Alma poluída
Coluna foi publicada no domingo (23)
Leitores do Jornal A Tribuna
Dia desses tive a oportunidade de ler um emocionante relato sobre o sofrimento das crianças norte-americanas que vivem na região de Oakland, vítimas inocentes da poluição atmosférica que por lá reina.
A cada ano são dezenas de milhares de vítimas dando entrada nos serviços de emergência dos hospitais locais, por conta de problemas pulmonares. Muitas delas não sairão de lá vivas – em um único ano, 157 crianças com menos de 15 anos de idade não resistiram. Constatou-se que existem locais naquela região nos quais o índice de internações chega a inacreditáveis 126,4 por grupo de 10 mil crianças.
O problema é mesmo sério. Pesquisadores fizeram um levantamento na Lafayette Elementary School, no distrito escolar de Oakland, e constataram, chocados, que 23% dos estudantes apresentaram problemas pulmonares graves.
Esse drama não atinge apenas as crianças – carrega, consigo, as famílias destas. Que o diga a mãe de Jonathan, uma infeliz criança que passa praticamente cinco dias de cada mês sob tratamento, longe das ruas.
Transcrevo o seu desabafo: “É sempre aquela batalha de trabalhar e estar ao lado do meu filho. Claro que ele é mais importante, mas nós temos que pagar nossas contas”.
Por falar em contas, e daquelas salgadas, a dos danos materiais, vai parar diretamente no bolso da população como um todo. Assim, gasta-se anualmente uns US$ 56 bilhões (cerca de R$ 304 bilhões na cotação atual) só no tratamento dessas doenças.

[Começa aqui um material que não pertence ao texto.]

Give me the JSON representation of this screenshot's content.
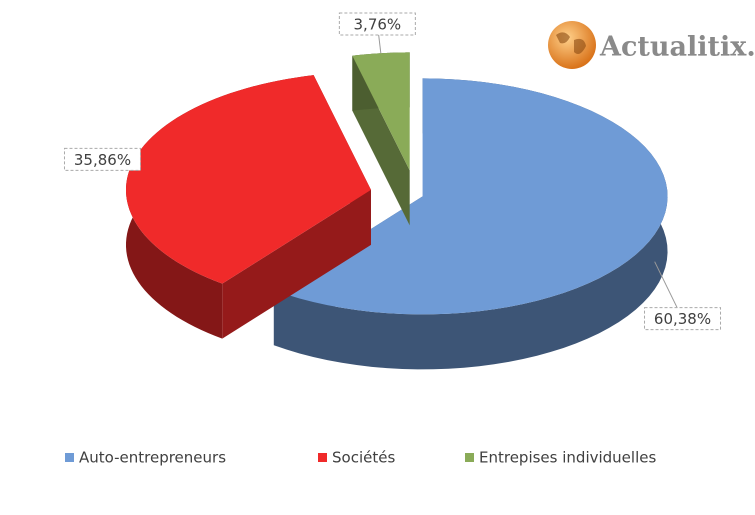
{
  "logo": "Actualitix.",
  "chart_data": {
    "type": "pie",
    "categories": [
      "Auto-entrepreneurs",
      "Sociétés",
      "Entrepises individuelles"
    ],
    "values": [
      60.38,
      35.86,
      3.76
    ],
    "value_labels": [
      "60,38%",
      "35,86%",
      "3,76%"
    ],
    "colors": [
      "#6f9bd6",
      "#f02a2a",
      "#8aab58"
    ],
    "legend": "bottom"
  }
}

Ainda sobre contas, em 2001, a revista “Science” publicou um devastador estudo sobre índices de poluição, internações e mortes em Nova Iorque, Santiago, São Paulo e na Cidade do México.
Numa projeção para 2020, concluiu-se que se essas cidades baixassem em apenas 10% suas emissões de gases poluentes haveria 800 mil crises de asma a menos (só em São Paulo), e seria possível evitar 64 mil mortes e 65 mil casos de bronquite crônica. Seriam evitadas ainda 60 mil internações por causas respiratórias, 300 mil consultas médicas infantis e mais de 700 mil atendimentos de emergência por causas respiratórias.
Em termos financeiros, os valores economizados seriam de US$ 21 bilhões (cerca de R$ 114 bilhões, na cotação atual), em custos médicos, e US$ 165 bilhões (aproximadamente R$ 896 bilhões, também na cotação atual), em custos totais decorrentes das mortes prematuras e perda de produtividade por doenças.
Pois é. Fiquei a recordar uma tese de doutorado que abordou os casos de asma e doenças respiratórias decorrentes da poluição de Vitória. Pus-me a meditar sobre um misterioso “pó preto” que nos humilha e envergonha – e que ainda não se sabe de onde vem, apesar de tantos anos de investigações.
As crianças de Oakland e as daqui, ao contrário do que se poderia supor, não são vítimas da industrialização. São vítimas, isto sim, da insensibilidade de alguns poucos que se recusam, terminantemente, a compatibilizar suas indústrias com o notável avanço tecnológico já conquistado pela humanidade.
A estes, dedico, em nome de cada criança que arfa e sofre pelos hospitais de Oakland, de Vitória e de tantos outros lugares, as palavras de Pascal: “De que vale ao homem conquistar o mundo, se perde a alma?”